Song by Jay-Z

from the album The Black Album
- Recorded: 2003
- Genre: Hip hop
- Length: 4:45
- Label: Roc-A-Fella; Def Jam;
- Songwriters: Shawn Carter; Germain de la Fuente;
- Producers: Aqua; Joe "3H" Weinberger;

= My 1st Song =

"My 1st Song" is a song by Jay-Z which appears on his eighth studio album The Black Album as the final track.

==Background==
In a sample of an interview with Biggie Smalls at the beginning of the song, the late rapper is heard saying he tries to "treat everything like it's [his] first project." Hence, the name of the song, which Jay-Z is apparently calling his "first song," even though it is the last song on what was to be his last album, as an allusion to what B.I.G. said in the interview. The song describes Jay-Z growing up on the streets of New York.

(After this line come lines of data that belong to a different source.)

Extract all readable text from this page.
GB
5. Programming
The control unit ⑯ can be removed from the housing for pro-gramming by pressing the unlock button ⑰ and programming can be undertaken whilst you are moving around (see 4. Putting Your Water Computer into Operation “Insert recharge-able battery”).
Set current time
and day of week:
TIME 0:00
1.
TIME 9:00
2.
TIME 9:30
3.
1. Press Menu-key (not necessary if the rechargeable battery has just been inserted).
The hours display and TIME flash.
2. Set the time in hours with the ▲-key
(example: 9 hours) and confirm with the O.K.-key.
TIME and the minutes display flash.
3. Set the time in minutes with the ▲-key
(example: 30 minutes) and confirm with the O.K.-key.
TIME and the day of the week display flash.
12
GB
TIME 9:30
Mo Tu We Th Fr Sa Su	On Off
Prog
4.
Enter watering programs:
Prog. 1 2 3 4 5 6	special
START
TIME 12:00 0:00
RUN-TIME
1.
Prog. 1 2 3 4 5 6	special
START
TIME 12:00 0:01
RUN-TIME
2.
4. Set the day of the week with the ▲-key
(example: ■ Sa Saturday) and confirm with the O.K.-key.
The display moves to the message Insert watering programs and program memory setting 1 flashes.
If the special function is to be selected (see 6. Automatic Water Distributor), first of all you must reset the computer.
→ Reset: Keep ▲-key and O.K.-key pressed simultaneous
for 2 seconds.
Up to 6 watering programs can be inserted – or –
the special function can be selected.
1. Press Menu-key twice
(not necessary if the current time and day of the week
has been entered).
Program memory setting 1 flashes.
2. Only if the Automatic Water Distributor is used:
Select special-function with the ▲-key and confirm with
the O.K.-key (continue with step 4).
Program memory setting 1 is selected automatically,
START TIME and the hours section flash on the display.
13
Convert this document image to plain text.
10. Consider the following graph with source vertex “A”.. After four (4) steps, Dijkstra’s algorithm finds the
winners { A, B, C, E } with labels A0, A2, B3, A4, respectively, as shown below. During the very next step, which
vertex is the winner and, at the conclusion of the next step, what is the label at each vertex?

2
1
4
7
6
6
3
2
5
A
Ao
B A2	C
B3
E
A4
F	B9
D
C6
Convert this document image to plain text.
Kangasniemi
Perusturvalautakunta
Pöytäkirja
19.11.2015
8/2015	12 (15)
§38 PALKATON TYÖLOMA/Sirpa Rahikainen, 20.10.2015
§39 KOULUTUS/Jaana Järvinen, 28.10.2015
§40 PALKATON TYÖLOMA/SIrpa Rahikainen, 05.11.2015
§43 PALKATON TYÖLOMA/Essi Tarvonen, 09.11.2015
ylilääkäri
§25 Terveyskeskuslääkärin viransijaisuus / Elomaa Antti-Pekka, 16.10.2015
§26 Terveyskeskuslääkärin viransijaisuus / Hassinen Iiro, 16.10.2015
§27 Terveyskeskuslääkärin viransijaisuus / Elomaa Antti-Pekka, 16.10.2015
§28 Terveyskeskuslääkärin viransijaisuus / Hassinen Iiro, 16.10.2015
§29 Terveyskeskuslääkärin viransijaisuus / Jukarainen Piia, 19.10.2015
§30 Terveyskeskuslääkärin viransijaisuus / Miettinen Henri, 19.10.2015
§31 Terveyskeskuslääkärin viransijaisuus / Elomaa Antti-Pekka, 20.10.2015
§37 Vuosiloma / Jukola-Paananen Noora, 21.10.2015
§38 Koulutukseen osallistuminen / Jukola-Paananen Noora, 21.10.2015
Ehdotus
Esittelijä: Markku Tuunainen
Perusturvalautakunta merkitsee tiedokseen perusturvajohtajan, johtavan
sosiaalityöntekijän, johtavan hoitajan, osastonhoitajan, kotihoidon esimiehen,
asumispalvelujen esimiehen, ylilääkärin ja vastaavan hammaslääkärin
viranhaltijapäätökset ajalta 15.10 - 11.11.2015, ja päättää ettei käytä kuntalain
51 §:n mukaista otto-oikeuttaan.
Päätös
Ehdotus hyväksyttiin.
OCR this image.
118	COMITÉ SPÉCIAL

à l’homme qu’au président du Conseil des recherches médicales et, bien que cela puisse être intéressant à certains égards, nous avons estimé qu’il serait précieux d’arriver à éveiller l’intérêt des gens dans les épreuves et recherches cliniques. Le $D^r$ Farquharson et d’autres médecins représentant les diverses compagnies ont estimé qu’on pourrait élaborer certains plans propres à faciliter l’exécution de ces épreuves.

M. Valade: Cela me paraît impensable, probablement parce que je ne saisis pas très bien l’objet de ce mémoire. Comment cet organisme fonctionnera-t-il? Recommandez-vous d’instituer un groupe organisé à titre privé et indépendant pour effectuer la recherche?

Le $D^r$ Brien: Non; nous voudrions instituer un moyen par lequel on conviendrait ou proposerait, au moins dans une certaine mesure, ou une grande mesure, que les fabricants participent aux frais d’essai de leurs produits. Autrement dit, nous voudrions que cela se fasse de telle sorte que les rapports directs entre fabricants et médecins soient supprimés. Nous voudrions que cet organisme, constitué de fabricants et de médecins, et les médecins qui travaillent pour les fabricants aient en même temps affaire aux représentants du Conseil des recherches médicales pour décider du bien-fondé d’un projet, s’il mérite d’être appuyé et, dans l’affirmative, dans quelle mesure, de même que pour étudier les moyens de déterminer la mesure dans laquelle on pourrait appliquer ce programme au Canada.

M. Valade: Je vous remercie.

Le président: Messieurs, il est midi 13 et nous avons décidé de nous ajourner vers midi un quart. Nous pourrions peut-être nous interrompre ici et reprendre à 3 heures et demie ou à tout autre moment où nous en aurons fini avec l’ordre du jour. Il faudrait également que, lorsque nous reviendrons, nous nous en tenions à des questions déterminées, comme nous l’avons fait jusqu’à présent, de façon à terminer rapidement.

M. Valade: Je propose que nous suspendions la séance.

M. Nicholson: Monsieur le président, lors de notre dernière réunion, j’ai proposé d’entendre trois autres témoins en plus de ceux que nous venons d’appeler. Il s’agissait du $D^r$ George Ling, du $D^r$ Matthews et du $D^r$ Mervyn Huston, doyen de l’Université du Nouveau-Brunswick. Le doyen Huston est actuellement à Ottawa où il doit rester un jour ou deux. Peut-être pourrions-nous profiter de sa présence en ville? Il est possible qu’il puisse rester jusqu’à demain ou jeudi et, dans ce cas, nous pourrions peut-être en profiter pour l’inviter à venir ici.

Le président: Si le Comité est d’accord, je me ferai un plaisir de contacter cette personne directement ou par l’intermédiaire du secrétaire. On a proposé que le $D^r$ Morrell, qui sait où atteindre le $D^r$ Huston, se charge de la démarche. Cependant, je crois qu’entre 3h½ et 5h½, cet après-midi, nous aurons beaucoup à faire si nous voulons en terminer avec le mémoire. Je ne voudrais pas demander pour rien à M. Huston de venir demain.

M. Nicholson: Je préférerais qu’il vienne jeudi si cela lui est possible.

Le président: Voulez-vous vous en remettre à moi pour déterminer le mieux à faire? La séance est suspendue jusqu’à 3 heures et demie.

Despite being described as his first song, Jay-Z also described the song as his last; towards the end of the outro, Jay-Z says "I'm goin' somewhere nice where no mosquitos at nigga." "The song contains a sample of "Tu y Tu Mirar...Yo y Mi Canción" by Los Angeles Negros.

The song was part of the track list for Jay-Z's memoir, "Decoded."

The track was also revealed to be US President Barack Obama's favorite song by the artist during the 2012 United States Presidential Election, because it reminds him to "always stay hungry."